徳島県が2019年度一般会計当初予算案を発表した。4月の知事選を控え、義務的経費を中心とした骨格予算との位置付けだが、18年に全国各地で相次いだ災害を受け、「県土強靱化」目的の公共事業予算を大幅に積んだため、前年度当初比の減少率は0・6%にとどまった。

 知事選後に補正(肉付け)予算として政策的事業が提案される。これを合わせて通年予算とするが、既にほぼ前年度と同水準にあることを考えると、前年度を上回るのは確実だろう。

 そうなれば、実質的な当初予算としては10年連続の増額となる。厳しい財政の中で続く「積極型」予算の効果について、十分な検証が必要だ。

 これまでの骨格予算でも公共事業は含んでいたが、年間見込み額の全てを計上せず、知事選後の肉付け予算で上積みするのが慣例だった。

 今回は、通年分の公共事業費を計上した。県財政課は、自然災害による広域被害の常態化や、昨年12月に総額約7兆円に上る国土強靱化の緊急対策をまとめた政府の取り組みなどを背景に挙げ、「災害の教訓を生かすためにも、県もいち早く対応する必要がある」と説明する。

 ほかにも理由はある。県議会全会派による公共事業予算の増額要請だ。18年度当初と17年度2月補正を合わせた前年度の「14カ月予算」に対し、19年度当初と18年度11月、2月補正を合わせた今回の「15カ月予算」が100億円上回るよう求めた。

 結果は、要請を超える119億円の増額となった。議会が求め、県当局が応えた。だから、この公共事業予算はチェックする必要がないかというと決してそうではない。

 国土・県土強靱化には景気対策の側面があり、防災を大義名分に過剰な公共事業を生む可能性をはらむ。国も地方も巨額の借金を抱え、人口減少が加速する今、インフラの拡充には本来、慎重であるべきだ。

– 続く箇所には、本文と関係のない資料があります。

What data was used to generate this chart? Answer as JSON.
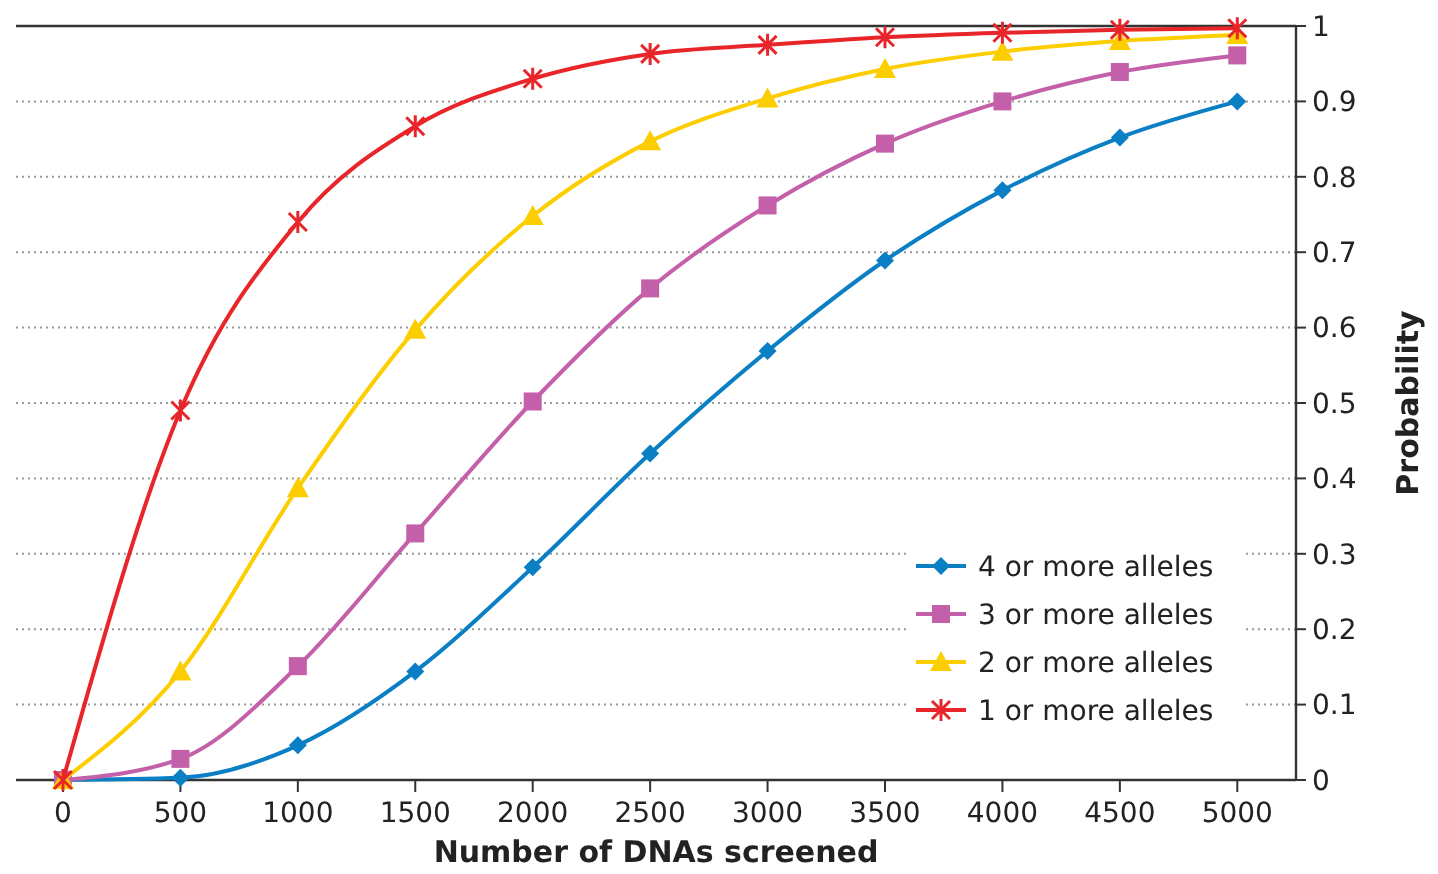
{
  "chart_data": {
    "type": "line",
    "xlabel": "Number of DNAs screened",
    "ylabel": "Probability",
    "x": [
      0,
      500,
      1000,
      1500,
      2000,
      2500,
      3000,
      3500,
      4000,
      4500,
      5000
    ],
    "xlim": [
      -200,
      5250
    ],
    "xticks": [
      0,
      500,
      1000,
      1500,
      2000,
      2500,
      3000,
      3500,
      4000,
      4500,
      5000
    ],
    "ylim": [
      0,
      1
    ],
    "yticks": [
      0,
      0.1,
      0.2,
      0.3,
      0.4,
      0.5,
      0.6,
      0.7,
      0.8,
      0.9,
      1
    ],
    "grid": "y",
    "legend": "bottom right",
    "line_style": "solid",
    "series": [
      {
        "name": "4 or more alleles",
        "color": "#0a7fc4",
        "marker": "diamond",
        "values": [
          0,
          0.003,
          0.046,
          0.144,
          0.282,
          0.433,
          0.569,
          0.689,
          0.782,
          0.852,
          0.9
        ]
      },
      {
        "name": "3 or more alleles",
        "color": "#c45faa",
        "marker": "square",
        "values": [
          0,
          0.028,
          0.151,
          0.327,
          0.502,
          0.652,
          0.762,
          0.844,
          0.9,
          0.939,
          0.961
        ]
      },
      {
        "name": "2 or more alleles",
        "color": "#fcce00",
        "marker": "triangle",
        "values": [
          0,
          0.144,
          0.387,
          0.597,
          0.748,
          0.847,
          0.904,
          0.943,
          0.966,
          0.98,
          0.988
        ]
      },
      {
        "name": "1 or more alleles",
        "color": "#e8262a",
        "marker": "cross",
        "values": [
          0,
          0.49,
          0.74,
          0.867,
          0.93,
          0.963,
          0.975,
          0.985,
          0.991,
          0.995,
          0.997
        ]
      }
    ]
  }
}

 議会は増額を求めた立場として、総額892億円(15カ月予算ベース)の公共事業予算の必要性や優先順位を精査する責任がある。

 知事と県議は共に4月に選挙を迎えるだけに、「選挙前の大盤振る舞いか」「ばらまき復活か」と思う有権者も少なくなかろう。予算案審議の行方に注目が集まる。

 徳島にとって最優先事項といえる人口減少対策も同様である。

 総務省が先週公表した18年の人口移動報告では、東京一極集中にブレーキがかからない実態が浮き彫りになった。徳島県は2531人の転出超過だった。20年までに超過をゼロにする県の目標は、達成が難しい状況だ。

 県はあの手この手を打ってきたが、結果は十分得られていない。限られた予算が有効に使われているのか。選挙を前にした県議会2月定例会で徹底的に、かつ危機感を持って議論するよう望みたい。